If your commercial property includes premises housing retail food outlets, commercial laundries, photographic laboratories, automotive industries, et cetera, then ensure you have the relevant approvals in place and attach copies to the contract for sale. If the approvals are conditional on periodic inspections, then you should also attach to the contract for sale the most recent certificates confirming the inspections.

  1. Services Plans and Contracts

Your commercial property may contain lifts, air-conditioning plant, roller doors, fire safety plant, back to base of alarm systems, stormwater pumps, et cetera. You may have entered into contracts with third parties for servicing, maintenance and repairs. You should locate those contracts and if necessary, get them up to date. You should just discuss with your property lawyer or conveyancer whether it would be appropriate to attach copies to the draft contract. If you had plans from when the services were installed, then you should locate those plans and have them available to prospective purchasers. It would be unusual if they needed to be attached to the draft contract.

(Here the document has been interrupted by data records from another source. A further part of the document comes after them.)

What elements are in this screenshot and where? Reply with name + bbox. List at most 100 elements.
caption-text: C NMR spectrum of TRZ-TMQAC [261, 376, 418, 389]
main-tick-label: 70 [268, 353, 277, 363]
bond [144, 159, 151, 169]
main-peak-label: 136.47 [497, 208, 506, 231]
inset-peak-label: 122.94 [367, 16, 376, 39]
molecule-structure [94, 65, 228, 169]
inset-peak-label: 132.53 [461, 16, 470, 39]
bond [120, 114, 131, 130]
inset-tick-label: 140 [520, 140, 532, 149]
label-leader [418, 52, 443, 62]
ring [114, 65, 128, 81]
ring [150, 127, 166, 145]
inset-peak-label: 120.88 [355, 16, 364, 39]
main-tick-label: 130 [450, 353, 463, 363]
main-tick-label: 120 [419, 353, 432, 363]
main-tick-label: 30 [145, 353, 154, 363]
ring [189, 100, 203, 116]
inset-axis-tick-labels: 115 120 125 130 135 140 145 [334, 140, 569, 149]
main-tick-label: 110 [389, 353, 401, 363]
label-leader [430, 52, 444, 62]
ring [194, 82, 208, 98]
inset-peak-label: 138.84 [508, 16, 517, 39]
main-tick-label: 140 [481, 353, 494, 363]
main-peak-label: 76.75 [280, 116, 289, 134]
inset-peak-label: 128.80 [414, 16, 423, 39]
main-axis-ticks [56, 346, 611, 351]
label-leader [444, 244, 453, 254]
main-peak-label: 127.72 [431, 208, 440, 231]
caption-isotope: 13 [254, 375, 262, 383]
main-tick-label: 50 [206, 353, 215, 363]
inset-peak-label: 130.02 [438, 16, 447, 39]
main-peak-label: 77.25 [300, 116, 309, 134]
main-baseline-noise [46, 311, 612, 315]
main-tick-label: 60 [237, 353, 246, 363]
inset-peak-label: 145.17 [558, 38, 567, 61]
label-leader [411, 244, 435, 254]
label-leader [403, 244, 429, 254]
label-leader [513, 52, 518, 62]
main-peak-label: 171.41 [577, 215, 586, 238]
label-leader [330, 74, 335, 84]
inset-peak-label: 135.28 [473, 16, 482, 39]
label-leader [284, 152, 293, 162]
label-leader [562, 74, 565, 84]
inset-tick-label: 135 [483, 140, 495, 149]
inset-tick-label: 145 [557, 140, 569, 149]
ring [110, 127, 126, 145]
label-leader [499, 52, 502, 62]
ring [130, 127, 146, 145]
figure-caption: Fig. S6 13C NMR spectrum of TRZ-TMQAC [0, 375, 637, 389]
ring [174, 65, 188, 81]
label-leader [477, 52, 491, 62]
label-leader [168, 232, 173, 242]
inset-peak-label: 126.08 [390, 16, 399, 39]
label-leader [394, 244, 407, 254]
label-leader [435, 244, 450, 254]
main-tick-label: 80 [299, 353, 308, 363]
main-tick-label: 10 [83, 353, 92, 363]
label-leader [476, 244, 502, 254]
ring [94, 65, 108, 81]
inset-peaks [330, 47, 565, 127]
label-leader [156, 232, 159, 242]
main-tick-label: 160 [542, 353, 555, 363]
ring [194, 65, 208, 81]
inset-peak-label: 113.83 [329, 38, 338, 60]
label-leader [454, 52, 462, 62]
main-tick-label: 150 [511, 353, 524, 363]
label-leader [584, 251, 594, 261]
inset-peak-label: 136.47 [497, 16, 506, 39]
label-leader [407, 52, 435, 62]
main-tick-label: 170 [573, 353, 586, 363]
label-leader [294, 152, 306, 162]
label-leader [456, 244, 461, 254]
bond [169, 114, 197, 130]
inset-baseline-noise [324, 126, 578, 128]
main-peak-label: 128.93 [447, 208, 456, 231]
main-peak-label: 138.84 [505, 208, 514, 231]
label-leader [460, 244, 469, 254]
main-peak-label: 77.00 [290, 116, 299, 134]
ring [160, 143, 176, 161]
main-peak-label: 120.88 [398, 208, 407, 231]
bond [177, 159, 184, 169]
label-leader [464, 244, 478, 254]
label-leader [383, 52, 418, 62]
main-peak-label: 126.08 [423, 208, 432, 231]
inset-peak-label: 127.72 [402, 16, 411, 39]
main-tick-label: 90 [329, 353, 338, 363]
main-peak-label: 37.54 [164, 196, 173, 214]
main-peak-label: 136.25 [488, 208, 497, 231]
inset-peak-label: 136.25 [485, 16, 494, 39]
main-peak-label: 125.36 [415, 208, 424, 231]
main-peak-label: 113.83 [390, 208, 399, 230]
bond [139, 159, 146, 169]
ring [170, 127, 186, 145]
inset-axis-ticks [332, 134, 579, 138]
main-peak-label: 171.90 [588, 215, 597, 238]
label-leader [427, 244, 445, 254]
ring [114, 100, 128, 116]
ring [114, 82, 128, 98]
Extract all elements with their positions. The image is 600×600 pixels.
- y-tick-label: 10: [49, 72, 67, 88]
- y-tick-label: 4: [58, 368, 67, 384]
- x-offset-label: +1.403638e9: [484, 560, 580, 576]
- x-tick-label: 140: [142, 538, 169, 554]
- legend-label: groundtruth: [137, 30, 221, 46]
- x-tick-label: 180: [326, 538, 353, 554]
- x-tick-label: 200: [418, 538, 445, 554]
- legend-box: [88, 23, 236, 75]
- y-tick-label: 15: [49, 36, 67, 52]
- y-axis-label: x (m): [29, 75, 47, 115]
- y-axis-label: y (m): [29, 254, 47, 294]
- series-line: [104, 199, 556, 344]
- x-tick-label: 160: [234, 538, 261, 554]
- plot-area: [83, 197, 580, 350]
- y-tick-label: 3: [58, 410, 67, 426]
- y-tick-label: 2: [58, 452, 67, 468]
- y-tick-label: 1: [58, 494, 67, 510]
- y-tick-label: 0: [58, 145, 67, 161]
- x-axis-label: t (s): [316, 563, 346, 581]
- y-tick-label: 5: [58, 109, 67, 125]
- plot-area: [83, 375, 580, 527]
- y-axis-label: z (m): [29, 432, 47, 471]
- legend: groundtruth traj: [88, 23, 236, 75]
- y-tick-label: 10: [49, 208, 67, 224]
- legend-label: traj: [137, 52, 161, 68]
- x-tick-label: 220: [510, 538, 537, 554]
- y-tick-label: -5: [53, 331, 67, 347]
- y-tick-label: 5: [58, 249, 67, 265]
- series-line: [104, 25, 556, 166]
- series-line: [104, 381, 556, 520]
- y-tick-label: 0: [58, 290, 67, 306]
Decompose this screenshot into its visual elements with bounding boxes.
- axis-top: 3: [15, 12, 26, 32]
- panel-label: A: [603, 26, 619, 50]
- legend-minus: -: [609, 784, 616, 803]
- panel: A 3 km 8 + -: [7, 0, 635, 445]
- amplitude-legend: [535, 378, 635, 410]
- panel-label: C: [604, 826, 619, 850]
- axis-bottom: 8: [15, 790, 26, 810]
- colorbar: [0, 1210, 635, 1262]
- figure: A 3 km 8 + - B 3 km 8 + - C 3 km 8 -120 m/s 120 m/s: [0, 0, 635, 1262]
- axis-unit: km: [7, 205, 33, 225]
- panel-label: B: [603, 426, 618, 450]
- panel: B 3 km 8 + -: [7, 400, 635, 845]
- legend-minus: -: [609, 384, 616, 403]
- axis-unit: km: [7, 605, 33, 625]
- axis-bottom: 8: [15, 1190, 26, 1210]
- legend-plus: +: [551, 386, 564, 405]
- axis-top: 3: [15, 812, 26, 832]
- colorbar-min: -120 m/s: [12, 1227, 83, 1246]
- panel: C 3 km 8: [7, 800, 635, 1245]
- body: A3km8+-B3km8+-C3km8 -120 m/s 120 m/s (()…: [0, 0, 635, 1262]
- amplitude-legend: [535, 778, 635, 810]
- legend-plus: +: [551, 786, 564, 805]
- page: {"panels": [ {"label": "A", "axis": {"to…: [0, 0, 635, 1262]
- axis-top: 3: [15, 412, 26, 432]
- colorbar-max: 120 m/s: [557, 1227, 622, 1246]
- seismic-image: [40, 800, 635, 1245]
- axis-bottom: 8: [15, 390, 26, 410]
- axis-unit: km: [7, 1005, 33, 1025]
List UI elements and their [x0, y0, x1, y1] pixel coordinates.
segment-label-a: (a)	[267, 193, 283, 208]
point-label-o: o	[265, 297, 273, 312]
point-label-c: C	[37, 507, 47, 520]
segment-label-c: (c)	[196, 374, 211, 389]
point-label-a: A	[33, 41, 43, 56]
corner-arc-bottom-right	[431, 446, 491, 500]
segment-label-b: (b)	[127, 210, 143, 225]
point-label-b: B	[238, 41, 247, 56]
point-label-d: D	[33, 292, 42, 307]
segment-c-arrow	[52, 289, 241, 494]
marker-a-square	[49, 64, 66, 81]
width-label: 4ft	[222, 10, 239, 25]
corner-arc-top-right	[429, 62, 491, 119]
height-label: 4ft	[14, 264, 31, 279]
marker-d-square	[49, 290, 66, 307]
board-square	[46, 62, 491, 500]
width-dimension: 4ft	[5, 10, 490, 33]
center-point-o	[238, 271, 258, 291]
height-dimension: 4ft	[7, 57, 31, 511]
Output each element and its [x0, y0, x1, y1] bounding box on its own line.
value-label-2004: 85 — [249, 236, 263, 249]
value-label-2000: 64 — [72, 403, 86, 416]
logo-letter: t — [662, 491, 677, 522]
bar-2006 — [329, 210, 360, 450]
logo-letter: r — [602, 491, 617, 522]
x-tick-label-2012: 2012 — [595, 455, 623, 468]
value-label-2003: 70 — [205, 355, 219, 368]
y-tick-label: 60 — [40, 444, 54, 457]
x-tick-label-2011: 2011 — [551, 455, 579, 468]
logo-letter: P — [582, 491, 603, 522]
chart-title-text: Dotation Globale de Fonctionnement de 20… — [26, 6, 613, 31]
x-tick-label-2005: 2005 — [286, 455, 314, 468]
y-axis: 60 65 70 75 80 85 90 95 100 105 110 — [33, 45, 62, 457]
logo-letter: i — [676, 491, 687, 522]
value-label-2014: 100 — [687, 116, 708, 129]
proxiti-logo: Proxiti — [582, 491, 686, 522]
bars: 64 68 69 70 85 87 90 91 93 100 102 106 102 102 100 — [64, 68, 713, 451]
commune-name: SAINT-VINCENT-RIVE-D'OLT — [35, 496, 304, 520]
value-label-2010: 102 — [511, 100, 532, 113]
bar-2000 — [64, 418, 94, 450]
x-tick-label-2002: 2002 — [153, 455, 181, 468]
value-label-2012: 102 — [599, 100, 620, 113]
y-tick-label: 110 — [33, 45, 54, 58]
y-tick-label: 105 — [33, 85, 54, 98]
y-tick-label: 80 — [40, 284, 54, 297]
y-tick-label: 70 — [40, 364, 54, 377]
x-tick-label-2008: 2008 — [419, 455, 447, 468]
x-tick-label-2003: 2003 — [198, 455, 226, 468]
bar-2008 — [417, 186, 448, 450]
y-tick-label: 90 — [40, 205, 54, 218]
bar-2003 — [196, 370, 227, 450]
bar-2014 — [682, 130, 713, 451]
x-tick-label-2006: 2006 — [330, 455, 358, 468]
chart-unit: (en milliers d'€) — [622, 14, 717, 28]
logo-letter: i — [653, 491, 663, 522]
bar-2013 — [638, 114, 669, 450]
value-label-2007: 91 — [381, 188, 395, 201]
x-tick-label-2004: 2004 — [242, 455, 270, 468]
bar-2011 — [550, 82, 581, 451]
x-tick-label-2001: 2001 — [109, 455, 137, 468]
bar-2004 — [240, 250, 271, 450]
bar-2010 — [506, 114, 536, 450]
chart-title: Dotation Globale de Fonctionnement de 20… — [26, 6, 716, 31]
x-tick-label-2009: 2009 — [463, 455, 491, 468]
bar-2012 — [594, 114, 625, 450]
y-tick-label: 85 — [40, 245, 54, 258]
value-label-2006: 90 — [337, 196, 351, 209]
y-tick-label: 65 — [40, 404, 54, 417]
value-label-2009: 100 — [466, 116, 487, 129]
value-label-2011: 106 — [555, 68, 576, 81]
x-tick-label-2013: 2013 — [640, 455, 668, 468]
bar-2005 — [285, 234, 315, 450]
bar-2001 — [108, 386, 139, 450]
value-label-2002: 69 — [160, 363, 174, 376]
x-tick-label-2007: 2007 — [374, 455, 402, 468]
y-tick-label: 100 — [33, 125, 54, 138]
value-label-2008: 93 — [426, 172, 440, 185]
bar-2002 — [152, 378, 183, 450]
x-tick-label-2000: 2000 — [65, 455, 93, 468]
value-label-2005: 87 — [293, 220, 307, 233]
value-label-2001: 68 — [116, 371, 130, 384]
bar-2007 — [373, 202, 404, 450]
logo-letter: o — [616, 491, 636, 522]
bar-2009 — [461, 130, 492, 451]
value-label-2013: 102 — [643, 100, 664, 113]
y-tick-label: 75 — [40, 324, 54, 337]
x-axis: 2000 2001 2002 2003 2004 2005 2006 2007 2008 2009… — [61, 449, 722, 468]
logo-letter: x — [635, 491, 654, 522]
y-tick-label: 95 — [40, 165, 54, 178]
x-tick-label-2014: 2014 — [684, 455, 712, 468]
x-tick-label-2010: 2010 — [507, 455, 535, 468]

  1. Evidence of Existing Use Rights

It is not uncommon to find that a commercial property is located on land that is zoned for some other purpose. For example, a service station may be on land that is zoned “Residential”. Prospective purchasers will be very concerned if this is the case, however, it should not present any particular obstacle as long as you can show that the current use has continued for an unbroken period commencing prior to the most recent zoning changes. You may have to seek evidence (such as statutory declarations) from previous owners, neighbours, et cetera, that there has been that unbroken period of usage.  Some councils maintain a register of existing use rights.

  1. Specific Disclosures

The proper use of “specific disclosure clauses” in your contract may overcome all sorts of potential problems that could turn off a prospective purchaser. Examples of problems that might be the subject of specific disclosure clauses include building defects, non-approved works, impending special levies, outstanding orders, informal arrangements with neighbours, et cetera. Some problems with a commercial property constitute a “defect in title” while others are simply “defects in quality”. In any case, if you include a clause in the contract stating that the problem exists and stating that the purchaser will not refuse to complete the purchase or claim compensation then generally prospective purchasers will not be off put by this. Failing to clearly state that problems exist and staying silent about defects (or worse still trying to hide it) can lead to major disputes. Generally, the earlier a prospective purchaser learns about problems in the property the less concerned they will be particularly if you have voluntarily disclosed it.

Purchasers of commercial properties are not buying somewhere to live, and they are not buying a lifestyle. They are most likely going to take a very businesslike approach so they should have some hard questions for you. Consider the above items so that you are prepared.